Je m'imagine donc les gens dans le roman, bloqués par l'hiver, des journées où le gris et le noir (en dehors de la neige) sont les seules couleurs.
Il faut être né islandais pour pouvoir y vivre.
Donc, toute cette partie du livre (la majeure en fait) ne m'a pas rebuté. Heureusement car je ne serais jamais arrivé au bout du livre.

Donc un avis quelque peu subjectif.

Tu le connais lecteur ce monstre délicat ...

1 étoiles

Critique de Homo.Libris (Paris, Inscrit le 17 avril 2011, 58 ans) - 19 février 2022

C'est l'ennui !
On sort de cette lecture engourdi par la platitude de la narration au rythme asthénique et aux personnages inconsistants..
La substance du roman tiendrait dans une courte nouvelle. Edgar Allan Poe nous a livré des récits beaucoup plus denses et plus puissants, tant sur le fond que la forme, en infiniment moins de pages !
Ragnar Jonasson dilue son imbroglio simpliste dans un remplissage mou et apathique, noyant son lecteur dans la biographie familiale complète de chacun des personnages, même le plus insignifiant au regard de l'intrigue. Les soubresauts existentialistes de son enquêteur sont assommant d'insignifiances. Et nada (ou si peu) sur l'Islande et les Islandais.

Premier roman de la série Dark Iceland

8 étoiles

Critique de Goupilpm (La Baronnie, Inscrit le 23 juin 2017, 67 ans) - 25 juin 2017

Une petite ville du Nord de l'Islande «où il ne se passe jamais rien », Siglufjördur, c'est là qu'Ari Thor prend ses fonctions après avoir été contacté par le Sergent Toma, chef de la police locale. Alors qu'il n'a pas complètement achevé ses examens d'entrée dans la police, le jeune homme va rapidement être confronté à deux faits suspects, tout d'abord la chute dans l'escalier du théâtre d'un écrivain de renom dans le pays, puis la découverte d'une jeune femme retrouvée poignardée, à demi-nue dans la neige.
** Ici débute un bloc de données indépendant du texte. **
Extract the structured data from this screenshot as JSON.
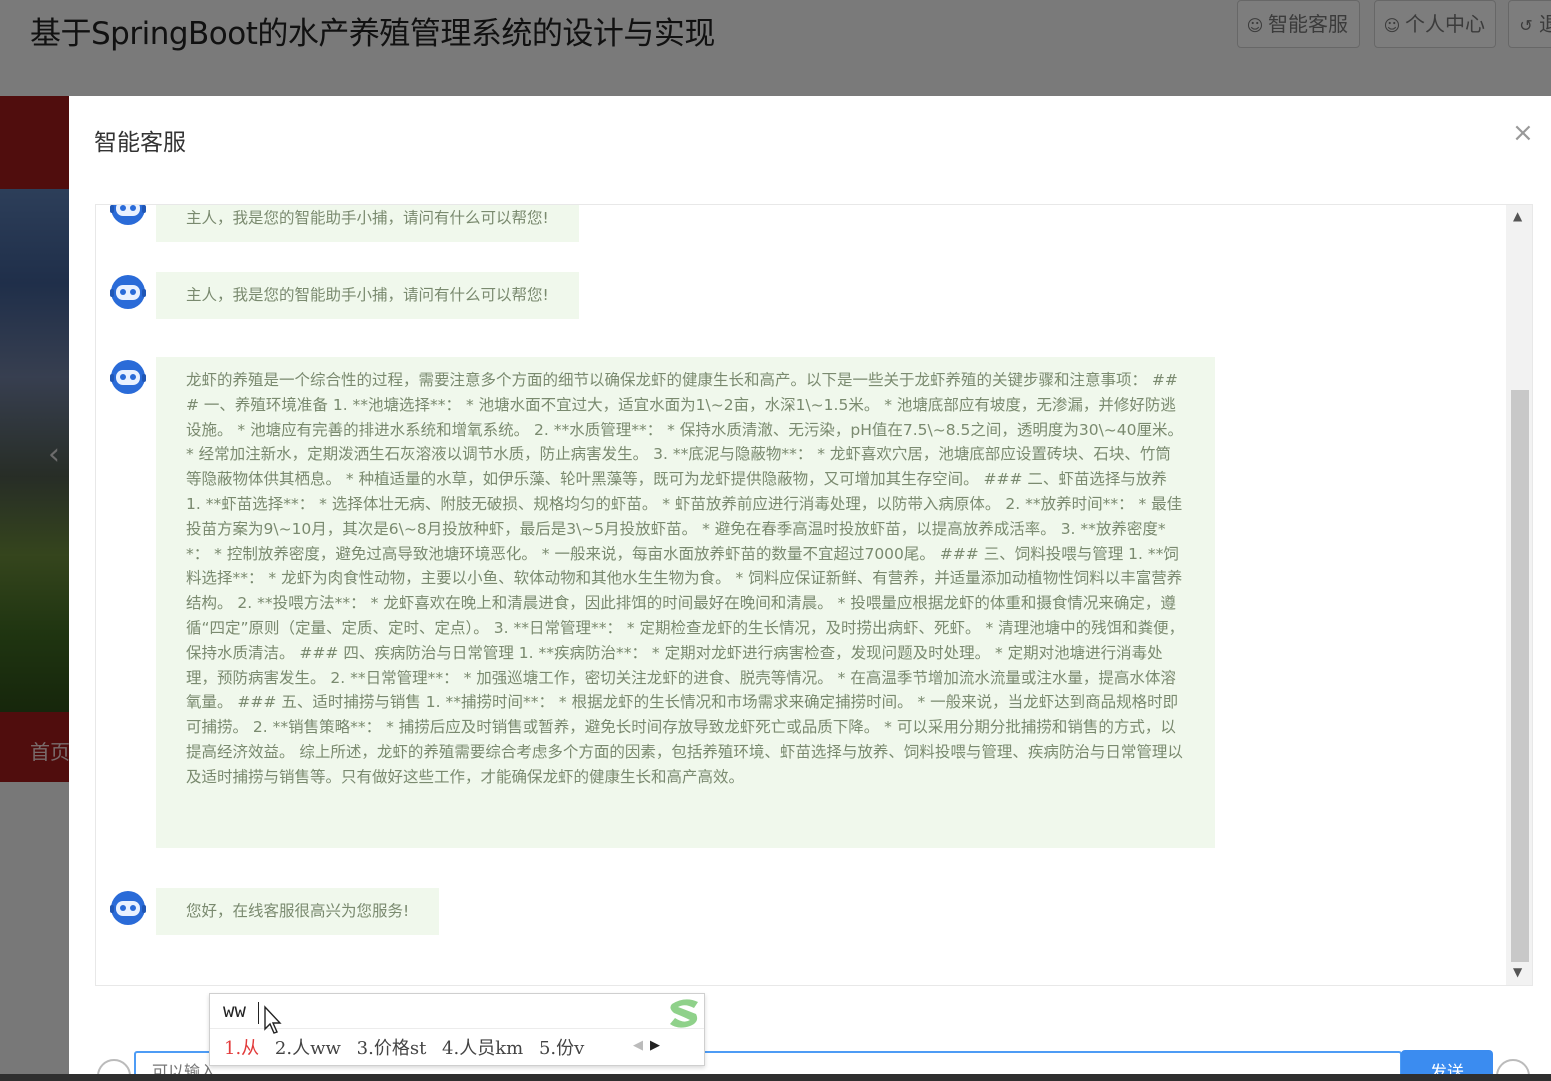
{
  "app": {
    "title": "基于SpringBoot的水产养殖管理系统的设计与实现",
    "buttons": [
      {
        "label": "智能客服",
        "icon": "user-icon"
      },
      {
        "label": "个人中心",
        "icon": "user-icon"
      },
      {
        "label": "退",
        "icon": "return-icon"
      }
    ],
    "home_label": "首页"
  },
  "dialog": {
    "title": "智能客服",
    "close_glyph": "×",
    "messages": [
      {
        "text": "主人，我是您的智能助手小捕，请问有什么可以帮您!"
      },
      {
        "text": "主人，我是您的智能助手小捕，请问有什么可以帮您!"
      },
      {
        "text": "龙虾的养殖是一个综合性的过程，需要注意多个方面的细节以确保龙虾的健康生长和高产。以下是一些关于龙虾养殖的关键步骤和注意事项： ### 一、养殖环境准备 1. **池塘选择**： * 池塘水面不宜过大，适宜水面为1\\~2亩，水深1\\~1.5米。 * 池塘底部应有坡度，无渗漏，并修好防逃设施。 * 池塘应有完善的排进水系统和增氧系统。 2. **水质管理**： * 保持水质清澈、无污染，pH值在7.5\\~8.5之间，透明度为30\\~40厘米。 * 经常加注新水，定期泼洒生石灰溶液以调节水质，防止病害发生。 3. **底泥与隐蔽物**： * 龙虾喜欢穴居，池塘底部应设置砖块、石块、竹筒等隐蔽物体供其栖息。 * 种植适量的水草，如伊乐藻、轮叶黑藻等，既可为龙虾提供隐蔽物，又可增加其生存空间。 ### 二、虾苗选择与放养 1. **虾苗选择**： * 选择体壮无病、附肢无破损、规格均匀的虾苗。 * 虾苗放养前应进行消毒处理，以防带入病原体。 2. **放养时间**： * 最佳投苗方案为9\\~10月，其次是6\\~8月投放种虾，最后是3\\~5月投放虾苗。 * 避免在春季高温时投放虾苗，以提高放养成活率。 3. **放养密度**： * 控制放养密度，避免过高导致池塘环境恶化。 * 一般来说，每亩水面放养虾苗的数量不宜超过7000尾。 ### 三、饲料投喂与管理 1. **饲料选择**： * 龙虾为肉食性动物，主要以小鱼、软体动物和其他水生生物为食。 * 饲料应保证新鲜、有营养，并适量添加动植物性饲料以丰富营养结构。 2. **投喂方法**： * 龙虾喜欢在晚上和清晨进食，因此排饵的时间最好在晚间和清晨。 * 投喂量应根据龙虾的体重和摄食情况来确定，遵循“四定”原则（定量、定质、定时、定点）。 3. **日常管理**： * 定期检查龙虾的生长情况，及时捞出病虾、死虾。 * 清理池塘中的残饵和粪便，保持水质清洁。 ### 四、疾病防治与日常管理 1. **疾病防治**： * 定期对龙虾进行病害检查，发现问题及时处理。 * 定期对池塘进行消毒处理，预防病害发生。 2. **日常管理**： * 加强巡塘工作，密切关注龙虾的进食、脱壳等情况。 * 在高温季节增加流水流量或注水量，提高水体溶氧量。 ### 五、适时捕捞与销售 1. **捕捞时间**： * 根据龙虾的生长情况和市场需求来确定捕捞时间。 * 一般来说，当龙虾达到商品规格时即可捕捞。 2. **销售策略**： * 捕捞后应及时销售或暂养，避免长时间存放导致龙虾死亡或品质下降。 * 可以采用分期分批捕捞和销售的方式，以提高经济效益。 综上所述，龙虾的养殖需要综合考虑多个方面的因素，包括养殖环境、虾苗选择与放养、饲料投喂与管理、疾病防治与日常管理以及适时捕捞与销售等。只有做好这些工作，才能确保龙虾的健康生长和高产高效。"
      },
      {
        "text": "您好，在线客服很高兴为您服务!"
      }
    ],
    "input_placeholder": "可以输入",
    "send_label": "发送"
  },
  "ime": {
    "composition": "ww",
    "candidates": [
      "1.从",
      "2.人ww",
      "3.价格st",
      "4.人员km",
      "5.份v"
    ]
  }
}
A la mode nordique l'auteur plante, après avoir présenté les protagonistes principaux, le décor : une petite ville de province, bien tranquille, reliée par un tunnel rapidement rendu inaccessible par une tempête de neige. L'auteur joue principalement sur l'atmosphère où tout le monde se connaît. Une atmosphère en huis-clos où règne la loi de l'omerta et où les petits secrets de chacun sont nombreux. Une petite ville où l'étranger venu du Sud, le jeune enquêteur venu de la capitale va devoir évoluer tout en étant l'objet de méfiance des autochtones.

C'est dans cette atmosphère plutôt hostile à son égard que va devoir enquêter le jeune homme déjà marqué par la vie, ce qui est assez courant avec des auteurs nordiques. Le lecteur se rend immédiatement compte que rien ne va être aisé pour le jeune homme, que les pistes vont se multiplier, encore faudrait-il que ces pistes soient les bonnes.
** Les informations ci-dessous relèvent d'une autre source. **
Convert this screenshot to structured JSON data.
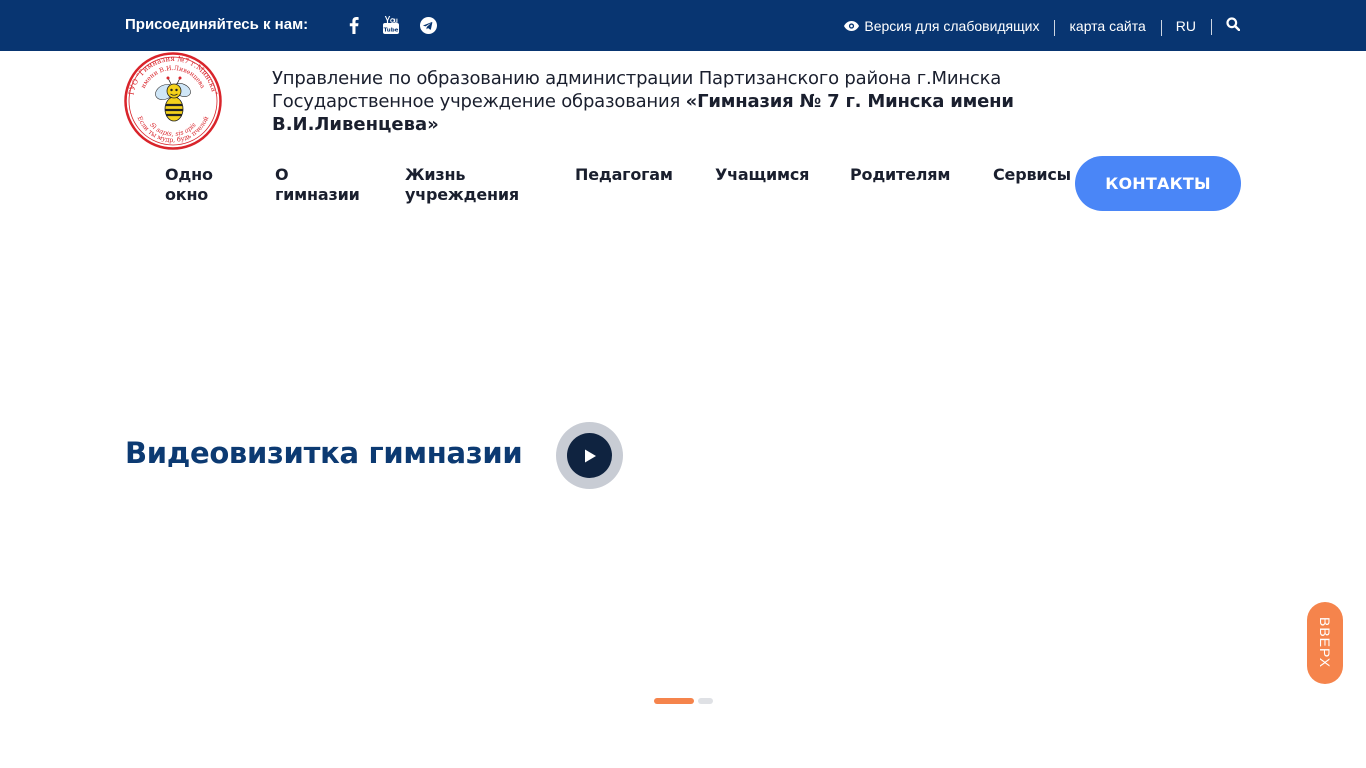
{
  "topbar": {
    "join_label": "Присоединяйтесь к нам:",
    "social": [
      {
        "icon": "facebook-icon"
      },
      {
        "icon": "youtube-icon"
      },
      {
        "icon": "telegram-icon"
      }
    ],
    "accessibility_label": "Версия для слабовидящих",
    "sitemap_label": "карта сайта",
    "language_label": "RU",
    "search_icon": "search-icon",
    "background": "#083571"
  },
  "header": {
    "org_line1": "Управление по образованию администрации Партизанского района г.Минска",
    "org_line2_prefix": "Государственное учреждение образования ",
    "org_name": "«Гимназия № 7 г. Минска имени",
    "org_name_cont": "В.И.Ливенцева»",
    "logo": {
      "ring_top_text": "ГУО \"Гимназия №7 г.Минска\"",
      "ring_inner_text": "имени В.И.Ливенцева",
      "motto_latin": "Si sapis, sis apis",
      "motto_ru": "Если ты мудр, будь пчелой"
    }
  },
  "nav": {
    "items": [
      {
        "line1": "Одно",
        "line2": "окно"
      },
      {
        "line1": "О",
        "line2": "гимназии"
      },
      {
        "line1": "Жизнь",
        "line2": "учреждения"
      },
      {
        "line1": "Педагогам",
        "line2": ""
      },
      {
        "line1": "Учащимся",
        "line2": ""
      },
      {
        "line1": "Родителям",
        "line2": ""
      },
      {
        "line1": "Сервисы",
        "line2": ""
      }
    ],
    "contacts_label": "КОНТАКТЫ",
    "contacts_color": "#4a86f7"
  },
  "hero": {
    "video_title": "Видеовизитка гимназии",
    "play_icon": "play-icon",
    "slides": {
      "count": 2,
      "active": 1,
      "active_color": "#f5844c"
    }
  },
  "scroll_top": {
    "label": "ВВЕРХ",
    "color": "#f5844c"
  }
}
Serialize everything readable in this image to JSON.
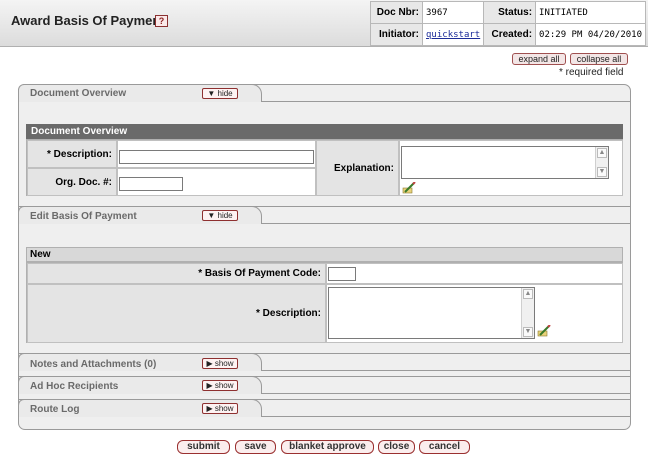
{
  "header": {
    "title": "Award Basis Of Payment",
    "help_icon": "question-mark-icon",
    "doc_nbr_label": "Doc Nbr:",
    "doc_nbr": "3967",
    "status_label": "Status:",
    "status": "INITIATED",
    "initiator_label": "Initiator:",
    "initiator": "quickstart",
    "created_label": "Created:",
    "created": "02:29 PM 04/20/2010"
  },
  "toolbar": {
    "expand_all": "expand all",
    "collapse_all": "collapse all",
    "required_note": "* required field"
  },
  "tabs": {
    "document_overview": {
      "label": "Document Overview",
      "button": "hide"
    },
    "edit_basis": {
      "label": "Edit Basis Of Payment",
      "button": "hide"
    },
    "notes": {
      "label": "Notes and Attachments (0)",
      "button": "show"
    },
    "adhoc": {
      "label": "Ad Hoc Recipients",
      "button": "show"
    },
    "route_log": {
      "label": "Route Log",
      "button": "show"
    }
  },
  "document_overview": {
    "section_title": "Document Overview",
    "description_label": "* Description:",
    "description_value": "",
    "org_doc_label": "Org. Doc. #:",
    "org_doc_value": "",
    "explanation_label": "Explanation:",
    "explanation_value": ""
  },
  "edit_basis": {
    "new_label": "New",
    "code_label": "* Basis Of Payment Code:",
    "code_value": "",
    "description_label": "* Description:",
    "description_value": ""
  },
  "actions": {
    "submit": "submit",
    "save": "save",
    "blanket_approve": "blanket approve",
    "close": "close",
    "cancel": "cancel"
  },
  "colors": {
    "section_bar": "#6a6a6a",
    "button_border": "#9a3030",
    "link": "#1c2c99"
  }
}
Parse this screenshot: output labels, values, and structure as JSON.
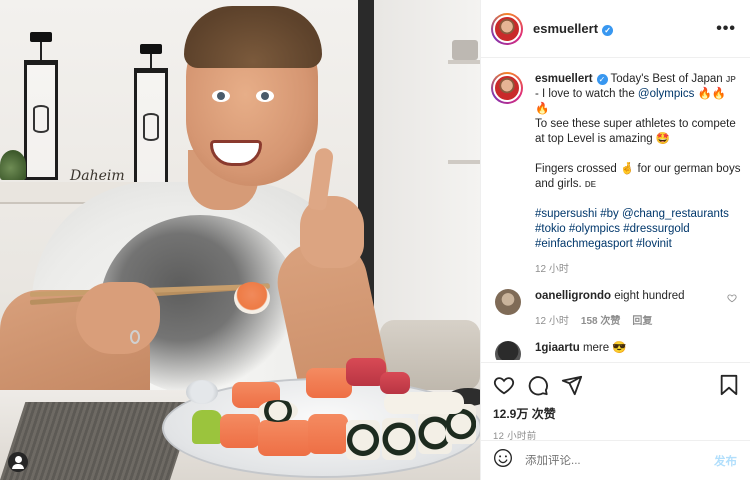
{
  "photo": {
    "wall_sign": "Daheim"
  },
  "post": {
    "username": "esmuellert",
    "verified_mark": "✓",
    "more_icon": "more-horizontal-icon",
    "caption": {
      "username": "esmuellert",
      "line1": "Today's Best of Japan",
      "jp_tag": "JP",
      "line2_prefix": "- I love to watch the ",
      "mention": "@olympics",
      "fire_emoji": "🔥🔥",
      "fire_emoji2": "🔥",
      "p2": "To see these super athletes to compete at top Level is amazing",
      "p2_emoji": "🤩",
      "p3a": "Fingers crossed",
      "p3_emoji": "🤞",
      "p3b": " for our german boys and girls.",
      "de_tag": "DE",
      "hashtags1": "#supersushi #by ",
      "mention2": "@chang_restaurants",
      "hashtags2": "#tokio #olympics #dressurgold #einfachmegasport #lovinit",
      "time": "12 小时"
    },
    "comments": [
      {
        "username": "oanelligrondo",
        "text": "eight hundred",
        "time": "12 小时",
        "likes": "158 次赞",
        "reply": "回复"
      },
      {
        "username": "1giaartu",
        "text": "mere 😎"
      }
    ],
    "likes": "12.9万 次赞",
    "time": "12 小时前",
    "add_comment_placeholder": "添加评论...",
    "post_button": "发布"
  },
  "colors": {
    "link": "#00376b",
    "verified": "#3897f0",
    "post_button": "#b2dffc",
    "meta": "#8e8e8e"
  }
}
En parallèle de cette enquête qui avance doucement, très doucement , l'auteur nous fait suivre l' agression d'une femme une vingtaine d'années auparavant. Une agression qui ne semble n'avoir aucun rapport avec l'enquête en cours dans la petite ville. Si l'enquête piétine l'auteur nous dresse un très beau portrait de cette petite ville de province entièrement coupée du monde où chacun épie son voisin.

Ce n'est que dans la dernière partie du roman que les indices arrivent au lecteur, soit directement, soit par le biais du jeune enquêteur. Un final peut être un petit peu trop rapide par rapport à la longue mise en place, mais c'est souvent le cas avec les policiers nordiques, et même aussi dans les policiers en général si l'on ne connaît pas les coupables en début de roman.
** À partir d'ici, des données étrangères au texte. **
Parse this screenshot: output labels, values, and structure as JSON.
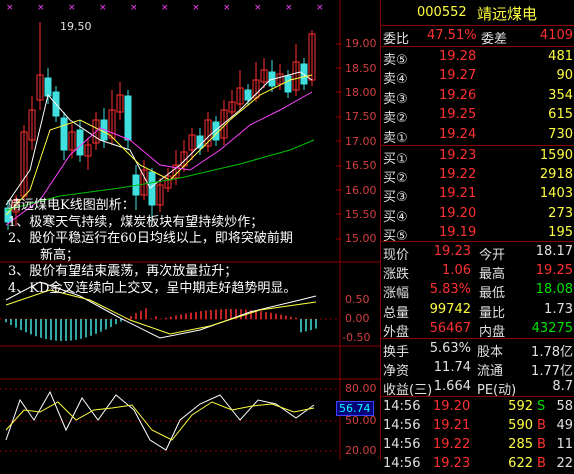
{
  "chart": {
    "price_ticks": [
      "19.00",
      "18.50",
      "18.00",
      "17.50",
      "17.00",
      "16.50",
      "16.00",
      "15.50",
      "15.00"
    ],
    "macd_ticks": [
      "0.50",
      "0.00",
      "-0.50"
    ],
    "kdj_ticks": [
      "80.00",
      "50.00",
      "20.00"
    ],
    "high_marker": "19.50",
    "kdj_value": "56.74",
    "annotation": {
      "title": "靖远煤电K线图剖析：",
      "lines": [
        "1、极寒天气持续，煤炭板块有望持续炒作；",
        "2、股价平稳运行在60日均线以上，即将突破前期",
        "新高；",
        "3、股价有望结束震荡，再次放量拉升；",
        "4、KD金叉连续向上交叉，呈中期走好趋势明显。"
      ]
    },
    "colors": {
      "up": "#ff3030",
      "down": "#40e0e0",
      "ma5": "#ffffff",
      "ma10": "#ffff40",
      "ma20": "#ff40ff",
      "ma60": "#00c000",
      "grid": "#8b0000"
    }
  },
  "panel": {
    "code": "000552",
    "name": "靖远煤电",
    "weibi_label": "委比",
    "weibi": "47.51%",
    "weicha_label": "委差",
    "weicha": "4109",
    "sells": [
      {
        "label": "卖⑤",
        "price": "19.28",
        "vol": "481"
      },
      {
        "label": "卖④",
        "price": "19.27",
        "vol": "90"
      },
      {
        "label": "卖③",
        "price": "19.26",
        "vol": "354"
      },
      {
        "label": "卖②",
        "price": "19.25",
        "vol": "615"
      },
      {
        "label": "卖①",
        "price": "19.24",
        "vol": "730"
      }
    ],
    "buys": [
      {
        "label": "买①",
        "price": "19.23",
        "vol": "1590"
      },
      {
        "label": "买②",
        "price": "19.22",
        "vol": "2918"
      },
      {
        "label": "买③",
        "price": "19.21",
        "vol": "1403"
      },
      {
        "label": "买④",
        "price": "19.20",
        "vol": "273"
      },
      {
        "label": "买⑤",
        "price": "19.19",
        "vol": "195"
      }
    ],
    "stats": [
      {
        "l1": "现价",
        "v1": "19.23",
        "c1": "red",
        "l2": "今开",
        "v2": "18.17",
        "c2": "white"
      },
      {
        "l1": "涨跌",
        "v1": "1.06",
        "c1": "red",
        "l2": "最高",
        "v2": "19.25",
        "c2": "red"
      },
      {
        "l1": "涨幅",
        "v1": "5.83%",
        "c1": "red",
        "l2": "最低",
        "v2": "18.08",
        "c2": "green"
      },
      {
        "l1": "总量",
        "v1": "99742",
        "c1": "yellow",
        "l2": "量比",
        "v2": "1.73",
        "c2": "white"
      },
      {
        "l1": "外盘",
        "v1": "56467",
        "c1": "red",
        "l2": "内盘",
        "v2": "43275",
        "c2": "green"
      }
    ],
    "stats2": [
      {
        "l1": "换手",
        "v1": "5.63%",
        "l2": "股本",
        "v2": "1.78亿"
      },
      {
        "l1": "净资",
        "v1": "11.74",
        "l2": "流通",
        "v2": "1.77亿"
      },
      {
        "l1": "收益(三)",
        "v1": "1.664",
        "l2": "PE(动)",
        "v2": "8.7"
      }
    ],
    "ticks": [
      {
        "time": "14:56",
        "price": "19.20",
        "vol": "592",
        "side": "S",
        "num": "58",
        "scolor": "green"
      },
      {
        "time": "14:56",
        "price": "19.21",
        "vol": "590",
        "side": "B",
        "num": "49",
        "scolor": "red"
      },
      {
        "time": "14:56",
        "price": "19.22",
        "vol": "285",
        "side": "B",
        "num": "11",
        "scolor": "red"
      },
      {
        "time": "14:56",
        "price": "19.23",
        "vol": "622",
        "side": "B",
        "num": "22",
        "scolor": "red"
      }
    ]
  }
}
Sur la plume de l'auteur pas vraiment d'observation à effectuer. C'est bien écrit mais sans vraiment sortir du lot.

Au final une ambiance lourde à souhait, des personnages à multiples facettes, un personnage principal sombre qui aurait pu être un peu plus exploité, un fond politique complètement délaissé. Un très bon moment de lecture mais qui ne se démarque pas vraiment des autres auteurs venus du froid.